I think what annoyed me the most is that the message of the book is trying to be "everyone can be this trendy and creative!".  However, although lots of the homes are decorated with kids drawings and stuff picked up in a flea markets for a few centimes back in the 80s, these are "interspersed with design classics". For this, read "I've put a selection of enamel plates I bought in the charity shop on an achingly trendy sideboard which was custom-built for the space and cost me £15,000." I mean, anything would look good on that dresser.  And yes, you let your child paint onto a canvas and put it on the wall.  But you put it on the wall surrounded by bespoke oil paintings custom-made for your apartment by your friend who sells prints for 2 grand a pop.

This was followed close behind by phrases like "Jurgen's high-tops left artfully in the hallway provide a utilitarian reminder of the necessity of wearing shoes for a busy family".  No, Jurgen has left his shoes under a stool in the hallway.  That's not a design statement; that's shoe removal. This is the book for you if you have a spare £500 to spend on cushions that look like pebbles (why yes, I am bitter because I couldn't afford them), and you make lifestyle statements out of things like taking off your hat and hanging it up on a (£67, bespoke) peg.

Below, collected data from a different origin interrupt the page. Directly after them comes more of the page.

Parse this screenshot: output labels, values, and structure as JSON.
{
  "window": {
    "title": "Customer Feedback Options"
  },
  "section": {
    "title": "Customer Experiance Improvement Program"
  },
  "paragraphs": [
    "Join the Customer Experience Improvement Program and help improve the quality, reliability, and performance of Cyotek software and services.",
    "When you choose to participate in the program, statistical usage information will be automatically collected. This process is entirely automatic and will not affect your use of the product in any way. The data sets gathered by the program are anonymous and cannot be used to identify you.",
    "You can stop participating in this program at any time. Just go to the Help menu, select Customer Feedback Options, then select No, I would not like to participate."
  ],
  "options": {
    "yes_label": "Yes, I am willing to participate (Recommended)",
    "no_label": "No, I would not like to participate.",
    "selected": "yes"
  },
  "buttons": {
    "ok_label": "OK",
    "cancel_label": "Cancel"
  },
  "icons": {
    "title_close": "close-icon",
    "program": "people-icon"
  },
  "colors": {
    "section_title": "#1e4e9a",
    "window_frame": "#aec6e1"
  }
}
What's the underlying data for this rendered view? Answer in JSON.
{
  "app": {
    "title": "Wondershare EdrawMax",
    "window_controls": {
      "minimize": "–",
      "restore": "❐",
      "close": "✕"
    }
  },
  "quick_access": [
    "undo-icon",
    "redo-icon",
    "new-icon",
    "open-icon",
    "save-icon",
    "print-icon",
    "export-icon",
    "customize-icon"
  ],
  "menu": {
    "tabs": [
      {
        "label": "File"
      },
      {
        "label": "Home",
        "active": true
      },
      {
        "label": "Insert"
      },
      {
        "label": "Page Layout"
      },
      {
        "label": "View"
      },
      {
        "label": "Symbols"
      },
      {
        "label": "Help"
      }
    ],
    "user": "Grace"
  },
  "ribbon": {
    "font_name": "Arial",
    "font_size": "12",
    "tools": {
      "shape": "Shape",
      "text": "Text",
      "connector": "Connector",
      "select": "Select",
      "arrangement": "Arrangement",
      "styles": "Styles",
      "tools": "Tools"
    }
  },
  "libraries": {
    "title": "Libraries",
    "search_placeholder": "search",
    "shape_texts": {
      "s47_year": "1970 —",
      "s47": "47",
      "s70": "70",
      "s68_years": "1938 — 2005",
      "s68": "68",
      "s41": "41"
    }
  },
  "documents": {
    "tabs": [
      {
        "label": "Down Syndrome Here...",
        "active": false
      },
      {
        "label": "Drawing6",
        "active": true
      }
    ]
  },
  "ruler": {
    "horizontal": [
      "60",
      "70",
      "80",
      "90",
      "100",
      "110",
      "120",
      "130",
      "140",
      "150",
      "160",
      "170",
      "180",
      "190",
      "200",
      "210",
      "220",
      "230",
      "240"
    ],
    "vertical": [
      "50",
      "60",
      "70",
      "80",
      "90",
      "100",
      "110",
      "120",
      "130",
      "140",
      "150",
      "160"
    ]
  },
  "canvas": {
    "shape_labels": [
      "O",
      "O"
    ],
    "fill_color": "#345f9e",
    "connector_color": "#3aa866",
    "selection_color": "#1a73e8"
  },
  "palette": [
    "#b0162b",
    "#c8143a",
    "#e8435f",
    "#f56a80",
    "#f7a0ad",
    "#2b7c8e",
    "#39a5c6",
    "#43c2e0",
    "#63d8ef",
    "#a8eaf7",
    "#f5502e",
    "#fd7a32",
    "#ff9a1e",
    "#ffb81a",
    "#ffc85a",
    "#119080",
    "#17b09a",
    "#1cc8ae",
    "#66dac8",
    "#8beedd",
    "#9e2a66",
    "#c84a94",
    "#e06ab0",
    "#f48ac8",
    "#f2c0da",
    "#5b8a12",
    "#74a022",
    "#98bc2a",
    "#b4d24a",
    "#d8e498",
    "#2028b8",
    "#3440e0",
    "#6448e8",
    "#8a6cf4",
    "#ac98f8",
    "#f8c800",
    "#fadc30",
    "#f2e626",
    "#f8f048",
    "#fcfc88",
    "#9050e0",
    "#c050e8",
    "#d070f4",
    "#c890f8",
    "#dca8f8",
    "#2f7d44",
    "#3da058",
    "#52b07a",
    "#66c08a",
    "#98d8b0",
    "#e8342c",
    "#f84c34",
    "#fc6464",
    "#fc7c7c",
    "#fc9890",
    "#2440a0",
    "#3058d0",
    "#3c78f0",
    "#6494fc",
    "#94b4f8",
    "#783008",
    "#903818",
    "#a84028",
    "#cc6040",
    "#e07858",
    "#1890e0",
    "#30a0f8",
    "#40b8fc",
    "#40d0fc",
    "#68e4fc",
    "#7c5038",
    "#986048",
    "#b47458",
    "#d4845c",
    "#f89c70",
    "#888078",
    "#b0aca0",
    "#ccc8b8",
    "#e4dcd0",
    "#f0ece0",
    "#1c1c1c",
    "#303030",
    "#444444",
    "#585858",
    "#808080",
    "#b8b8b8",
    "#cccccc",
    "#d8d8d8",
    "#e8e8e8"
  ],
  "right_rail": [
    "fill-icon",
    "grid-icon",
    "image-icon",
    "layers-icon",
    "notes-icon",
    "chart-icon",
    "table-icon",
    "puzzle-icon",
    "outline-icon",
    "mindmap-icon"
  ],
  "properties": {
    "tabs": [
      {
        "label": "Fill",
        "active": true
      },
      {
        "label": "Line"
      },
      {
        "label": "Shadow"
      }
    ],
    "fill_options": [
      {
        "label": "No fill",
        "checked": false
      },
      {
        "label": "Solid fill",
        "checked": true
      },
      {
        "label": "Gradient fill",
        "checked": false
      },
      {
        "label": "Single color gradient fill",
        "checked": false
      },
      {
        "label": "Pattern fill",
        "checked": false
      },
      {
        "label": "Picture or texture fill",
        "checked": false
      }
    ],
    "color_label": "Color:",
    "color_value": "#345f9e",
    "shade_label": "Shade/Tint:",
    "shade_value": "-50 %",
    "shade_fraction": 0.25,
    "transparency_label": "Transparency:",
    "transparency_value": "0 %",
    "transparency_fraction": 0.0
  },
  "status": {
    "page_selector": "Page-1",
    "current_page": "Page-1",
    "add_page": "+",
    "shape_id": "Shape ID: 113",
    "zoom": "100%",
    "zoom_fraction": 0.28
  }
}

That said, I did actually get a lot out of this book, other than feelings of rage, envy and a slight sense of hopelessness.  There are some really nice ideas that anyone can use and that make any space look instantly better.  For example our Shelf of Stuff I Don't Want to Get Rid of but Don't Know Quite What to Do With looks a million times better now that things are grouped according to colour and size, in easy-on-the-eye groups of three or five, and the clashing photo frames are arranged in a fetching group.  This has made me feel better about the distinct lack of pebble cushions for my trendily-named children to muck around with, "providing a whimsical note of the great outdoors in this loft-apartment in one of the trendiest districts of Barcelona".  Mine can play with actual pebbles in their garden. AND I don't make them wear party hats to eat their scrambled egg on toast.  Take that Jurgen and Marta.